The Utah Department of Transportation (UDOT) has some major construction projects planned for the next few years. A handful of these projects will directly impact the city of Cottonwood Heights and its residents, with one project planned for this year that will take place entirely within the city.
Assistant Region II Director for UDOT Lisa Wilson visited the Cottonwood Heights city council meeting on March 28 to discuss the UDOT projects along the Wasatch Front. She brought Region II Project Manager Peter Tang along to discuss the project specifically within the city, which will be a major road redevelopment on Wasatch Boulevard.
A high-T intersection will be constructed on Wasatch Boulevard, where the boulevard splits into Wasatch Boulevard and Little Cottonwood Road. Road construction will also involve Sutton Way and Danish Road.
In UDOT’s plans, these roads have slightly different titles. Wasatch Boulevard is split briefly before the intersection. The road that continues on to become Little Cottonwood Road is designated as SR-210. The continuing Wasatch Boulevard, which veers slightly right at the intersection, goes past La Caille and eventually intersects Little Cottonwood Road further south, is referenced as FA-2074.
Some of the city council members asked if that was the area of the La Caille turnoff. Tang nodded and laughed as he realized that was how the area was commonly recognized for residents.
“The sign for La Caille has been illegally placed there for all these years. It goes against right of way for the intersection. Based on the regulations, there should be a 640-foot buffer — unless you are a billboard warranted to be there,” Tang said.
The high-T intersection was originally considered because “the angle of the two roads currently is not ideal,” Tang said. “We want to realign it.”
One of the main problems the construction will solve is excessive speeding through the intersection, as the right turn heading south does not currently require a stop.
“Danish Road and Sutton Way are so close to that main intersection, cars coming down that road could be flying and creating a dangerous intersection,” Tang said.
Additionally, the road area available for cars turning onto Sutton Way is very short. After construction is complete, there will be a designated turnoff for Sutton Way, as well as Danish Road. “We are shifting to give them some parking space,” Tang said.
The high-T intersection will look a little different from what commuters are used to.
“The new intersection will square up with SR-210, with two-way turn lanes,” Tang said.
“Northbound traffic will not need to stop for the signal light. Having continuous flow there will be important,” Tang added.

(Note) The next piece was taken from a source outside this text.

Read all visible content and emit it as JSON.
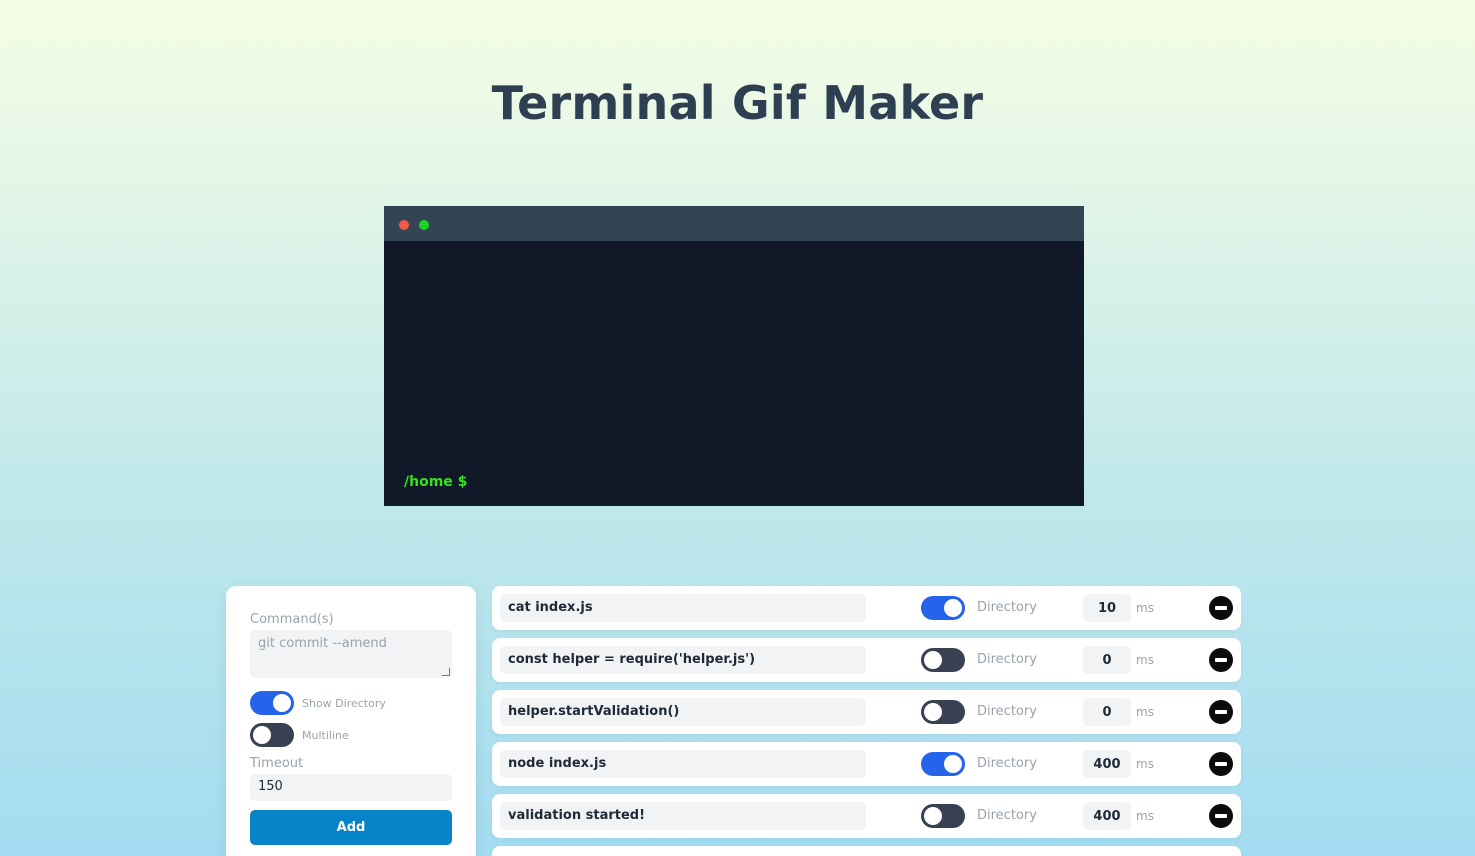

The council voiced a concern about communication to the residents within that area.
“We went to each of the residents to talk to them personally. Some of the Sutton Way residents have been informed and they are highly focused,” Tang said. “We will also be sending out postcards to 700 homes in the area and positing legal notice about this project in the ‘Salt Lake Tribune’ and ‘Desert News’.”
Councilman Tee Tyler asked when they anticipated construction to be completed, hoping it would be before the start of ski season.
“Everything will be done before the end of October,” Tang replied.
Public Works Director Matt Shipp made a proposition to the council. UDOT will be “removing the old asphalt and taking it back to native soil” after they have completed constructing the new intersection.
Since that small, specific plot of land will be untouched, Shipp inquired about city use. “There will be opportunities in there for the city to develop a gateway into Cottonwood.”
“It’s been great to work with Matt Shipp and Brad Gilson; collaborating the concepts with all the needs of the city so we can come to a concept that all parties will be happy to see,” Tang said.